Locally standard torus actions and sheaves over Buchsbaum posets

We consider a sheaf of exterior algebras on a simplicial poset $S$ and introduce a notion of homological characteristic function. Two natural objects are associated with these data: a graded sheaf $\mathcal{I}$ and a graded cosheaf $\widehat{\Pi}$. When $S$ is a homology manifold, we prove the isomorphism $H^{n-1-p}(S;\mathcal{I})\cong H_{p}(S;\widehat{\Pi})$ which can be considered as an extension of the Poincare duality.

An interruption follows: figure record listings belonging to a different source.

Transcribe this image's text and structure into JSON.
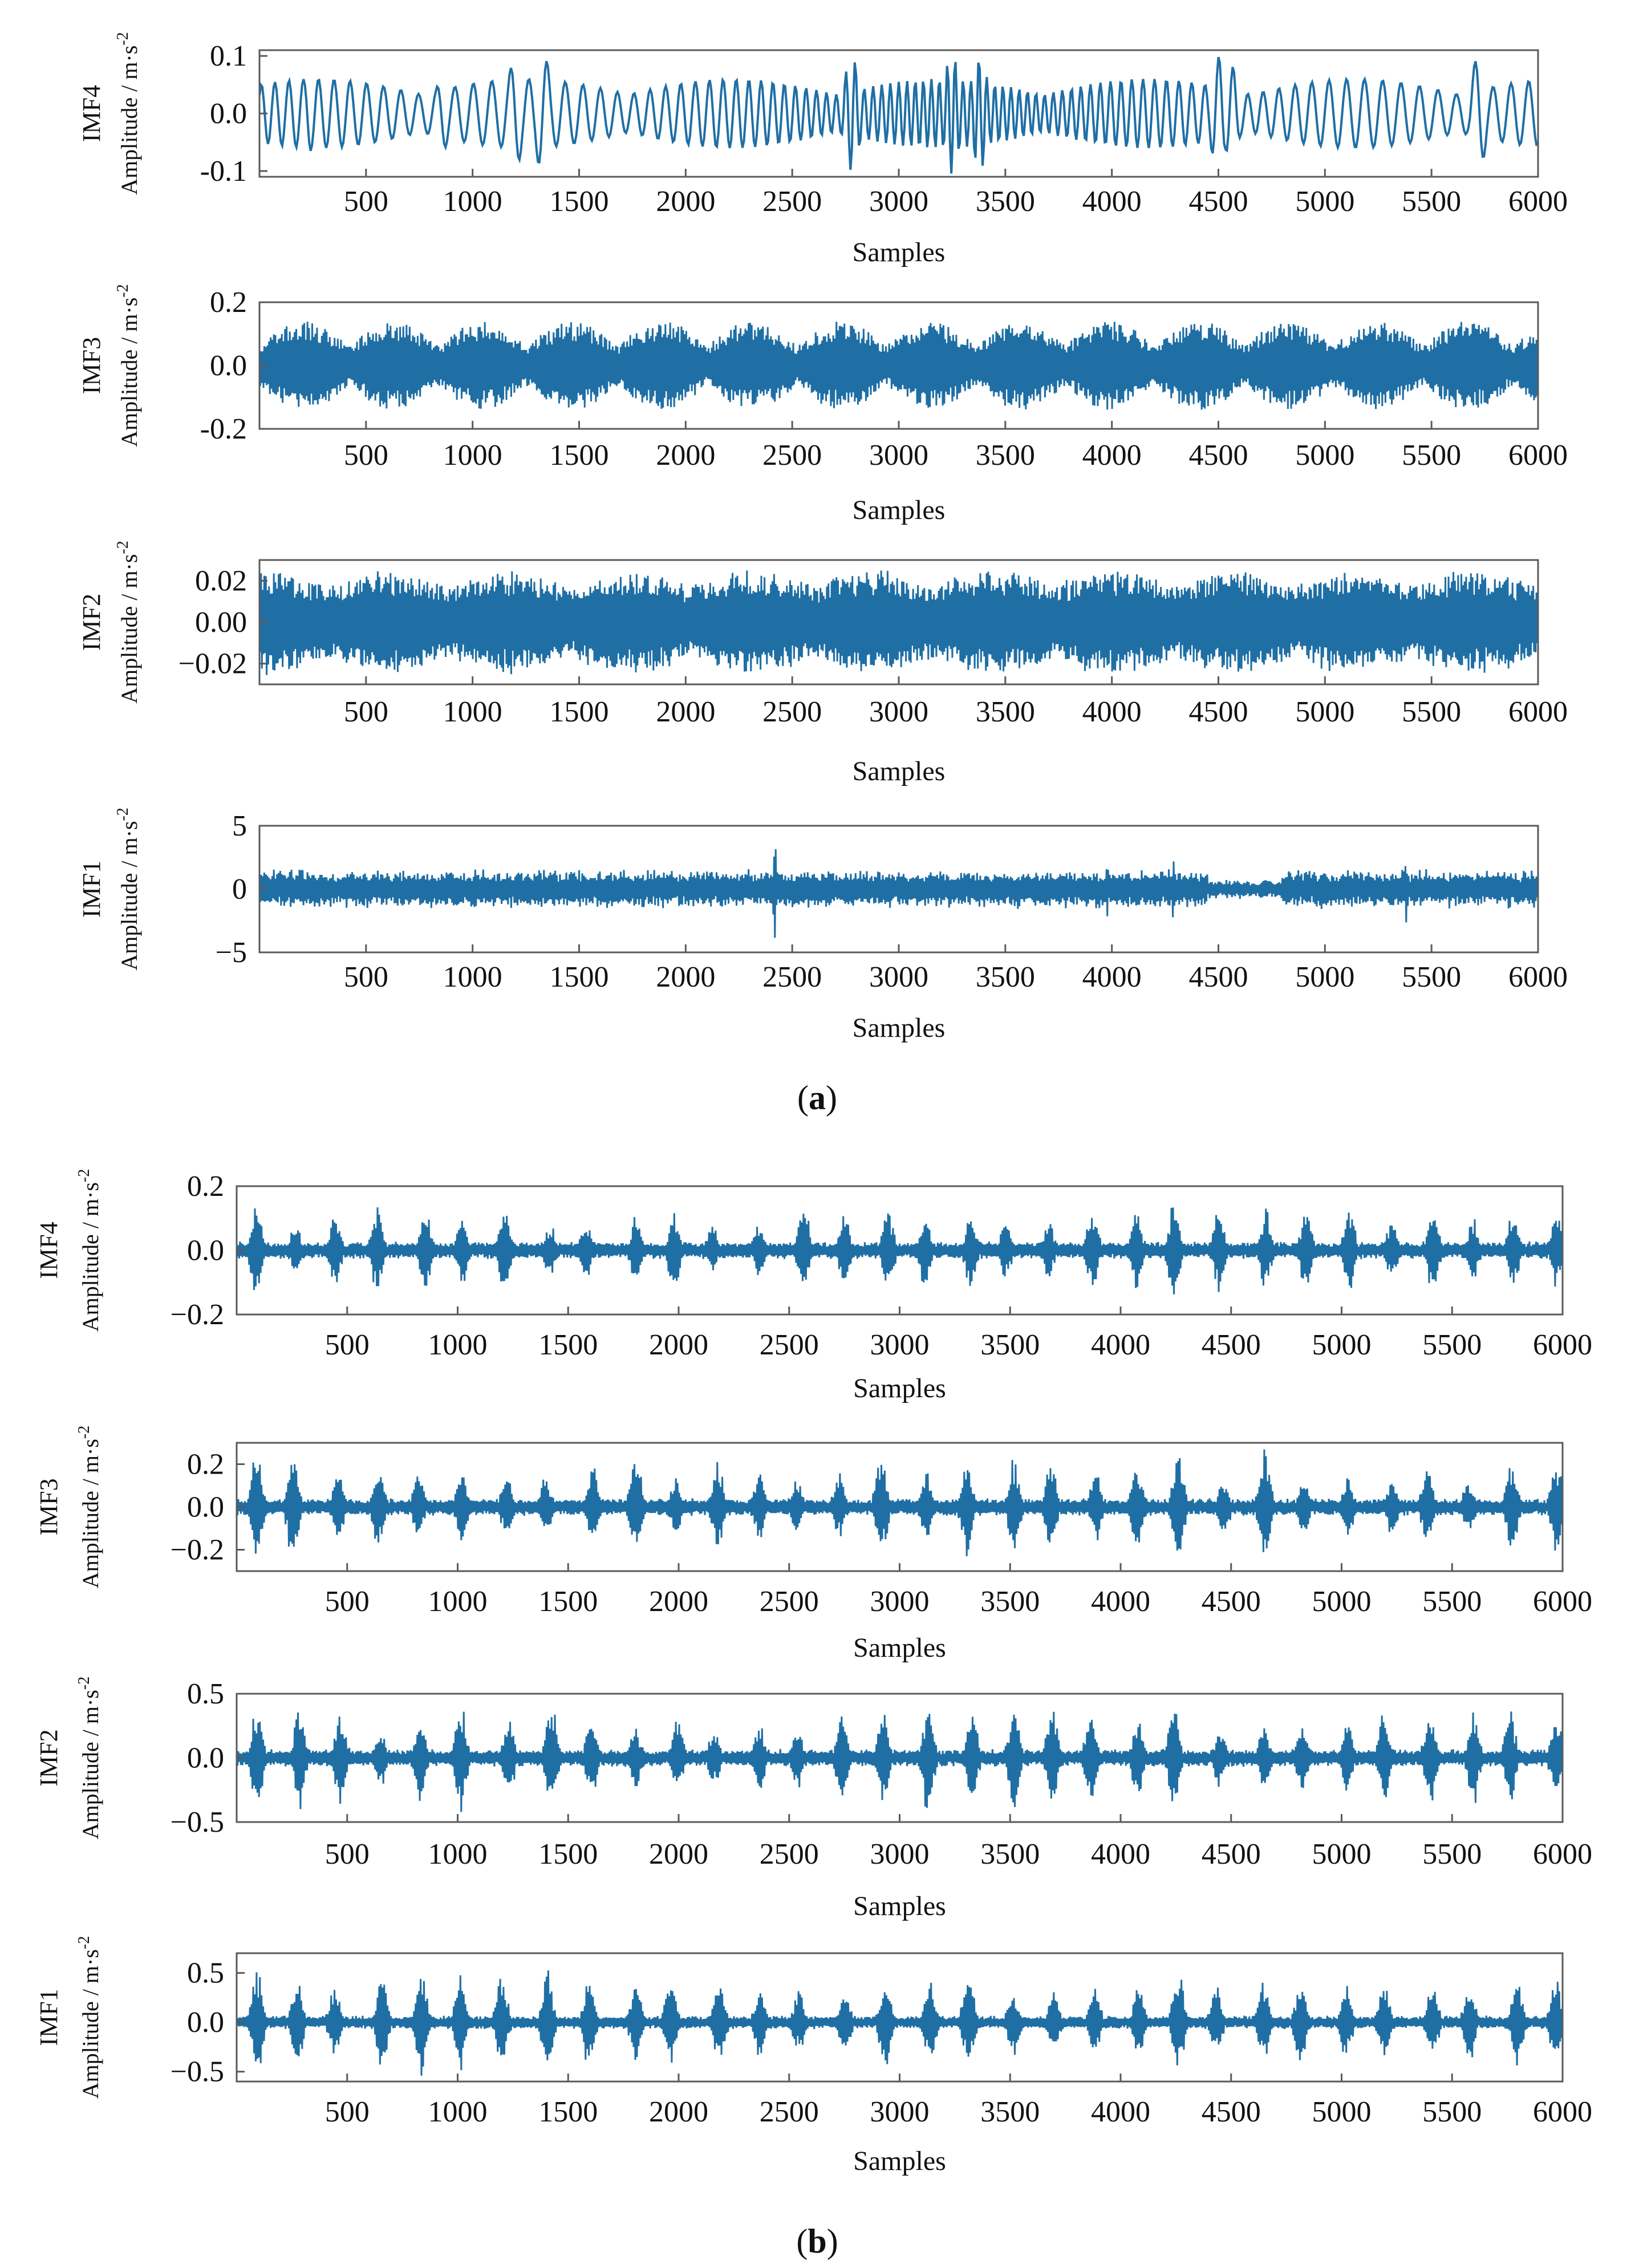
{
  "figure": {
    "caption_a": {
      "open": "(",
      "letter": "a",
      "close": ")"
    },
    "caption_b": {
      "open": "(",
      "letter": "b",
      "close": ")"
    },
    "signal_color": "#1f6fa5",
    "axis_color": "#5a5a5a"
  },
  "chart_data": [
    {
      "panel": "a",
      "type": "line",
      "title": "",
      "signal": "IMF4",
      "ylabel": "Amplitude / m·s",
      "ylabel_sup": "-2",
      "imf_label": "IMF4",
      "xlabel": "Samples",
      "xlim": [
        0,
        6000
      ],
      "ylim": [
        -0.11,
        0.11
      ],
      "xticks": [
        500,
        1000,
        1500,
        2000,
        2500,
        3000,
        3500,
        4000,
        4500,
        5000,
        5500,
        6000
      ],
      "yticks": [
        0.1,
        0.0,
        -0.1
      ],
      "ytick_labels": [
        "0.1",
        "0.0",
        "-0.1"
      ],
      "pattern": "smooth",
      "amplitude": 0.06,
      "peak_amplitude": 0.105
    },
    {
      "panel": "a",
      "type": "line",
      "title": "",
      "signal": "IMF3",
      "ylabel": "Amplitude / m·s",
      "ylabel_sup": "-2",
      "imf_label": "IMF3",
      "xlabel": "Samples",
      "xlim": [
        0,
        6000
      ],
      "ylim": [
        -0.2,
        0.2
      ],
      "xticks": [
        500,
        1000,
        1500,
        2000,
        2500,
        3000,
        3500,
        4000,
        4500,
        5000,
        5500,
        6000
      ],
      "yticks": [
        0.2,
        0.0,
        -0.2
      ],
      "ytick_labels": [
        "0.2",
        "0.0",
        "-0.2"
      ],
      "pattern": "beats",
      "amplitude": 0.14,
      "beat_period": 420
    },
    {
      "panel": "a",
      "type": "line",
      "title": "",
      "signal": "IMF2",
      "ylabel": "Amplitude / m·s",
      "ylabel_sup": "-2",
      "imf_label": "IMF2",
      "xlabel": "Samples",
      "xlim": [
        0,
        6000
      ],
      "ylim": [
        -0.03,
        0.03
      ],
      "xticks": [
        500,
        1000,
        1500,
        2000,
        2500,
        3000,
        3500,
        4000,
        4500,
        5000,
        5500,
        6000
      ],
      "yticks": [
        0.02,
        0.0,
        -0.02
      ],
      "ytick_labels": [
        "0.02",
        "0.00",
        "−0.02"
      ],
      "pattern": "dense",
      "amplitude": 0.026
    },
    {
      "panel": "a",
      "type": "line",
      "title": "",
      "signal": "IMF1",
      "ylabel": "Amplitude / m·s",
      "ylabel_sup": "-2",
      "imf_label": "IMF1",
      "xlabel": "Samples",
      "xlim": [
        0,
        6000
      ],
      "ylim": [
        -5,
        5
      ],
      "xticks": [
        500,
        1000,
        1500,
        2000,
        2500,
        3000,
        3500,
        4000,
        4500,
        5000,
        5500,
        6000
      ],
      "yticks": [
        5,
        0,
        -5
      ],
      "ytick_labels": [
        "5",
        "0",
        "−5"
      ],
      "pattern": "noise",
      "amplitude": 1.6,
      "peak_amplitude": 4.2
    },
    {
      "panel": "b",
      "type": "line",
      "title": "",
      "signal": "IMF4",
      "ylabel": "Amplitude / m·s",
      "ylabel_sup": "-2",
      "imf_label": "IMF4",
      "xlabel": "Samples",
      "xlim": [
        0,
        6000
      ],
      "ylim": [
        -0.2,
        0.2
      ],
      "xticks": [
        500,
        1000,
        1500,
        2000,
        2500,
        3000,
        3500,
        4000,
        4500,
        5000,
        5500,
        6000
      ],
      "yticks": [
        0.2,
        0.0,
        -0.2
      ],
      "ytick_labels": [
        "0.2",
        "0.0",
        "−0.2"
      ],
      "pattern": "bursts",
      "amplitude": 0.08,
      "peak_amplitude": 0.16,
      "burst_period": 190
    },
    {
      "panel": "b",
      "type": "line",
      "title": "",
      "signal": "IMF3",
      "ylabel": "Amplitude / m·s",
      "ylabel_sup": "-2",
      "imf_label": "IMF3",
      "xlabel": "Samples",
      "xlim": [
        0,
        6000
      ],
      "ylim": [
        -0.3,
        0.3
      ],
      "xticks": [
        500,
        1000,
        1500,
        2000,
        2500,
        3000,
        3500,
        4000,
        4500,
        5000,
        5500,
        6000
      ],
      "yticks": [
        0.2,
        0.0,
        -0.2
      ],
      "ytick_labels": [
        "0.2",
        "0.0",
        "−0.2"
      ],
      "pattern": "bursts",
      "amplitude": 0.12,
      "peak_amplitude": 0.3,
      "burst_period": 190
    },
    {
      "panel": "b",
      "type": "line",
      "title": "",
      "signal": "IMF2",
      "ylabel": "Amplitude / m·s",
      "ylabel_sup": "-2",
      "imf_label": "IMF2",
      "xlabel": "Samples",
      "xlim": [
        0,
        6000
      ],
      "ylim": [
        -0.5,
        0.5
      ],
      "xticks": [
        500,
        1000,
        1500,
        2000,
        2500,
        3000,
        3500,
        4000,
        4500,
        5000,
        5500,
        6000
      ],
      "yticks": [
        0.5,
        0.0,
        -0.5
      ],
      "ytick_labels": [
        "0.5",
        "0.0",
        "−0.5"
      ],
      "pattern": "bursts",
      "amplitude": 0.2,
      "peak_amplitude": 0.48,
      "burst_period": 190
    },
    {
      "panel": "b",
      "type": "line",
      "title": "",
      "signal": "IMF1",
      "ylabel": "Amplitude / m·s",
      "ylabel_sup": "-2",
      "imf_label": "IMF1",
      "xlabel": "Samples",
      "xlim": [
        0,
        6000
      ],
      "ylim": [
        -0.6,
        0.7
      ],
      "xticks": [
        500,
        1000,
        1500,
        2000,
        2500,
        3000,
        3500,
        4000,
        4500,
        5000,
        5500,
        6000
      ],
      "yticks": [
        0.5,
        0.0,
        -0.5
      ],
      "ytick_labels": [
        "0.5",
        "0.0",
        "−0.5"
      ],
      "pattern": "bursts",
      "amplitude": 0.2,
      "peak_amplitude": 0.62,
      "burst_period": 190
    }
  ]
}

In general, there is a spectral sequence $E^2_{p,q}\cong H^{n-1-p}(S;\mathcal{U}_{n-1+q}\otimes \mathcal{I})\Rightarrow H_{p+q}(S;\widehat{\Pi})$, where $\mathcal{U}_*$ is the local homology stack on $S$. This spectral sequence, in turn, extends Zeeman--McCrory spectral sequence. This sheaf-theoretical result is applied to toric topology. We consider a manifold $X$ with a locally standard action of a compact torus and acyclic proper faces of the orbit space. A principal torus bundle $Y$ is associated with $X$, so that $X\cong Y/\sim$. The orbit type filtration on $X$ is covered by the topological filtration on $Y$. We prove that homological spectral sequences associated with these two filtrations are isomorphic in many nontrivial positions.